Uğruna çok insanın kanının döküldüğü
güzel bir fikir olan demokraside
her oy sayılır; her oy önemlidir.
2016’da böyle oldu.
Başkan Trump Michigan’ı %0.2, Pennsylvania’yı %0.7
ve Wisconsin’ı %0.8 ile kazandı.
2020’nin farkına gelince...
Adam görünümlü bir çocuğun
önündeki oyuncağın alınmasını
kabul edememesi...
Bu zorba oyunu kurallarına göre oynayamıyor
ve seçim sürecinin kutsallığını kabullenemiyor.
Trump’ın demokrasiye
darbe girişimi...
Ben bu yazıyı yazarken Joe Biden,
ABD’nin 46. Başkanı olacakmış gibi duruyordu.
Oyların tekrar sayılması gerekebilir.
Yargıya gidilmesi için başvurular yapılacaktır.
Ancak Trump’ın
demokrasiye darbe girişimine direnilecektir.
ABD, bu küçük adamdan
çok daha büyüktür.
6 Kasım Cuma uzun bir gündü.
Çalışmaya sabahın köründe, saat 6'ya doğru başladım.

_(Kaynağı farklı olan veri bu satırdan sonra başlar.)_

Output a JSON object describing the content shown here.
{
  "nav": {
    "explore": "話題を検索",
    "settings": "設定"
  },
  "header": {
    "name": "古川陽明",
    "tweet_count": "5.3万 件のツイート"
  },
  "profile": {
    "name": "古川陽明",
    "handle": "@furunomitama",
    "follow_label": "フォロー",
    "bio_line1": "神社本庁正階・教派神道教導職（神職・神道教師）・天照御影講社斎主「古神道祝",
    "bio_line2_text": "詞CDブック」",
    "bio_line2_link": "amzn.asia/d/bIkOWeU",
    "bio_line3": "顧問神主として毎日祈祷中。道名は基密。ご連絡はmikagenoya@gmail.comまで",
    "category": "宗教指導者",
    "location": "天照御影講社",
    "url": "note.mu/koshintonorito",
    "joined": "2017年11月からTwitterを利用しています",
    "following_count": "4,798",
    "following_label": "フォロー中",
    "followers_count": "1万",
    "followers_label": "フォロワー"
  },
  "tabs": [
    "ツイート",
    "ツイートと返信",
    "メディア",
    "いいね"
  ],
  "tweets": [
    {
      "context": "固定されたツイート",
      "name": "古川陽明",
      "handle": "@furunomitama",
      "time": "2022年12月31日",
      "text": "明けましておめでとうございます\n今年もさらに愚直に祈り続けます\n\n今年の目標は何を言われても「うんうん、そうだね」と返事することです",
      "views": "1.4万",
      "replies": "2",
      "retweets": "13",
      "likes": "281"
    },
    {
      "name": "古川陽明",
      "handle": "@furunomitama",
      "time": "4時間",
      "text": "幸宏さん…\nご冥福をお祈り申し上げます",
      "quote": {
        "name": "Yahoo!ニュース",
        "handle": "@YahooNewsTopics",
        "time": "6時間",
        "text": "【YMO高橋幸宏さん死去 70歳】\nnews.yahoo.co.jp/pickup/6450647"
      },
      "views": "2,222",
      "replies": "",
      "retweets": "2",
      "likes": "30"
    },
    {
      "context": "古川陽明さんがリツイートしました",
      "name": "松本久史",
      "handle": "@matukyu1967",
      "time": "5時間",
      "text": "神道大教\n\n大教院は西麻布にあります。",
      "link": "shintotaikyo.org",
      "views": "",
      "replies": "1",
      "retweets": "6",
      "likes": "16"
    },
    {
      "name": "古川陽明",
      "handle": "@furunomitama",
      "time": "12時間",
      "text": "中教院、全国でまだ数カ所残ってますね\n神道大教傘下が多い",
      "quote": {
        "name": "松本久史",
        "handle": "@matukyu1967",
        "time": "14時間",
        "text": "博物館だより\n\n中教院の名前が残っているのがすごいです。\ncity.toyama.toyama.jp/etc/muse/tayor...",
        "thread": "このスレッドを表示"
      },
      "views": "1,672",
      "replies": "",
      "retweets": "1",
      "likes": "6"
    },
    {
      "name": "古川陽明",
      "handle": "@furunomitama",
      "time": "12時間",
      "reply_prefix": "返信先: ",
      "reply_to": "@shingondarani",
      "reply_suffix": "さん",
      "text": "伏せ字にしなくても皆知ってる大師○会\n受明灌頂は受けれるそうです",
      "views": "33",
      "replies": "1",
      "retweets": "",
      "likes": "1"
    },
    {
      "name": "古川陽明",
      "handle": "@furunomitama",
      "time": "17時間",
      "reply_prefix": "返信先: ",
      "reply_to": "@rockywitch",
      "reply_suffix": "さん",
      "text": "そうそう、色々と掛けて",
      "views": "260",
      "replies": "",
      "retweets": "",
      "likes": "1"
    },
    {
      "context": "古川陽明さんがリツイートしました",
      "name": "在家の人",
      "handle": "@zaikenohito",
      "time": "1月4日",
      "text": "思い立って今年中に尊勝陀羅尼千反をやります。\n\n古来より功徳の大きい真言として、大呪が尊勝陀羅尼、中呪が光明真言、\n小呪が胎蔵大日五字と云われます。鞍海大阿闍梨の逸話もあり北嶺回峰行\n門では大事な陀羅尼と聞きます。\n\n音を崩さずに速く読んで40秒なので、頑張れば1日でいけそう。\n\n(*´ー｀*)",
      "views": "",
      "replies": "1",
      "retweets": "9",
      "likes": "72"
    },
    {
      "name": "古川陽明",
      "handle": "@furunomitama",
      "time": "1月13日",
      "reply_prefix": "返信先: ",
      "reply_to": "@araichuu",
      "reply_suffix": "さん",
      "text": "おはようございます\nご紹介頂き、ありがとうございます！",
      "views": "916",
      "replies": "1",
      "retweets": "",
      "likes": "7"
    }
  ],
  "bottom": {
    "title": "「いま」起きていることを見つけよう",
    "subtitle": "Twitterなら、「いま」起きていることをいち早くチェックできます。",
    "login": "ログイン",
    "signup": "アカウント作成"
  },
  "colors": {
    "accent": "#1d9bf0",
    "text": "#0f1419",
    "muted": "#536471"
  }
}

Bütün dikkatler Pennsylvania'daydı.
Biden gün içinde 20 delegesi olan bu eyalette Trump'ı önce yakaladı,
sonra aradaki farkı kapanamayacak şekilde büyüttü,
böylece Beyaz Saray'ın kapısını açmış oldu.
11 delegeli Arizona'da,
16 delegeli Georgia ve
6 delegeli Nevada'da da Trump nal toplamaya devam etti.
Joe Biden bu sonuçlarla "tarih yazmaya" doğru yol alıyordu.
Şu da söylenebilirdi:
"Trump kabusu"nun sona erip Amerikan demokrasisinde
yeni bir sayfanın açılabileceğine dair umutlara zemin oluşuyordu.
Ama bu durum aynı zamanda Trump'ın daha çok çamura yatmasına da,
Amerika'da "kaos"a kapı aralamasına da engel olamayabilirdi.
Trump, hiç bir kanıt göstermeden şaibeli seçim teranesini
herhangi bir inandırıcılıktan yoksun olarak gün boyu sürdürdü.
Yazımın başlığını gün içinde şöyle değiştirdim:
Biden geliyor,
demokrasi düşmanlarının
içini karalar bağlıyor!
Cuma günü sabahın köründe
T24 Dış Haberler Editörü Kaan Kurtuluş'la çalışmaya başladık.
Kaan son durumu özetlerken, ben de not alıyorum.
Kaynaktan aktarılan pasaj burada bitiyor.